Geburtsjahr allgemein durchgesetzt. (Zu den Gründen des
Ligurinus-Dichters, FRIEDRICH
sei jugendlich darzustellen, vgl. E. ASSMANN, Friedrich Barbarossas
Kinder Seite 436 Anmm. 5). Zur weiteren Eingrenzung der Geburtszeit auf
1122, vermutlich Dezember 20-23; vgl. F. OPPL, Winterquatember Seite
332f.; auch BOM nr. 1.
Zur Zeit seines ersten Eheschlusses - mit Adela von Vohburg - (ca.
1147/49) vgl. bei XXXVII : Adela (von
Vohburg) nr. 1; zu den
Plänen nach der Scheidung von Adela,
eine byzantinische Prinzessin zu heiraten, vgl. bei T.
WELLER, Heiratspolitik Seite 74ff.; zur zweiten Verheiratung FRIEDRICHS - mit Beatrix (von Burgund) -
(25.I.1156 bzw. Mitte Juni 1156) vgl. bei XXXVIII : Beatrix von Burgund nr. 1.
FRIEDRICH BARBAROSSA fand
seinen Tod während seiner Kreuzfahrt im kleinasiatischen Saleph,
und zwar am 10. Juni 1190, einem Sonntag; vgl. hierzu die
Quellenzusammenstellung bei W. GIESEBRECHT, Geschichte der deutschen
Kaiserzeit Band 6 Seite 281f., 723; davon sei besonders zitiert die
Epistola de morte Friderici imp. bzw. Epistola de FFriderici I. imp.
expeditione sacra, ed. F.-J. SCHMALE Seite 382, auch MGH SS rer. Germ.
NS 5 Seite 177f.:
pervenimus Saleph in dominica die que
fuit vigilia Barnabe apostoli. Eodem die, cum domnus imperator ... vellet balneari
in eadem aqua et ita se refrigerando vellet transnatare, occulto Dei iudicio casu lacrimabili et
inopinato submersus est. Cuius reliquias cum debita veneratione
nobiscum portamnus et usque Turson [= Tarsus] famosam civitatem pervenimus. -
Otto von St. Blasien, Chron. cap. 35, MGH SS rer. Germ. Seite 51f.,
berichtet:
Nam egregius cesar Fridricus Tarsum tendens amne quodam ... ingressus
... submergitur ... Obiit autem anno regni XXXVIII [richtig:
39.], imperii autem
XXX°V°, incarnationis
dominice anno M°C° nonagesimo.
... sepultisque intestinis eius cumm reliqua carne apud Tarsun ossa
Antiochiam translata cultu regio officiosissime recinduntur.
FRIEDRICHS Todestag wurde
sowohl nördlich als auch südlich der Alpen festgehalten; vgl.

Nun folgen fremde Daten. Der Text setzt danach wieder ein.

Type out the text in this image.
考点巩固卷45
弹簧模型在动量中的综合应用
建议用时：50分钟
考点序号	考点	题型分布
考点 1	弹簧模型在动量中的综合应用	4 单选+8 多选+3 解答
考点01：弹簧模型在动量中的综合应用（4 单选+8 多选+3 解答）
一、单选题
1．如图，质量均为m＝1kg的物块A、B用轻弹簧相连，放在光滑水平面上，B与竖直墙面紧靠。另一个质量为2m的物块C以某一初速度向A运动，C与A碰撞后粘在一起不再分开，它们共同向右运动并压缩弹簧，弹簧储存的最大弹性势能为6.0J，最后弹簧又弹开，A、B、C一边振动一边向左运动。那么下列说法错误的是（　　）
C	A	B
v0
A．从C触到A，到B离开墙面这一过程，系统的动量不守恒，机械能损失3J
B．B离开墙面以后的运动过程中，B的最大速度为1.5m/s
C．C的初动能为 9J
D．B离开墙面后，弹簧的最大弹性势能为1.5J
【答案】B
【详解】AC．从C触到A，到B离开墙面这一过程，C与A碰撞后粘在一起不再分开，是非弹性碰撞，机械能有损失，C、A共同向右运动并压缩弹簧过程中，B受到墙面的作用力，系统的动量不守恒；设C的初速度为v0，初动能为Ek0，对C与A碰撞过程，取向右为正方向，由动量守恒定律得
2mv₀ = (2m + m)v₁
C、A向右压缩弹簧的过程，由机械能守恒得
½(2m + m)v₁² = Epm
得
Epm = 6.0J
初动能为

H. GRAFEN, Spuren der ältesten Speyerer Necrologüberlieferung
Seite 403:
zum 10.VI.: 4. Id. Fridericus imperator obiit, qui dedit fratribus ...; DERS.,
Forschungen Seite 319; W. METZ, Das älteste Nekrolog Seite 203;
E. WINKELMANN, Reisefrüchte aus Italien 1: Necrol. Panormitana
Seite 472:
4 idus junii Anno ab incarnatione
domini MCLXXXX obiit
magnificus ac triumphator imperator Federicus. -
Vgl. besonders E. EICKHOFF, Friedrich Barbarossa im Orient Seite 158f.
(Tod und Todesort) und Seite 162-169 (Schicksal von Eingeweiden und
Knochen).
Zum Schicksal des Leichnams FRIEDRICHS
vgl. auch W. GIESEBRECHT (wie oben) mit Belegen; dazu auch P.
AUFGEBAUER, Der tote König Seite 691.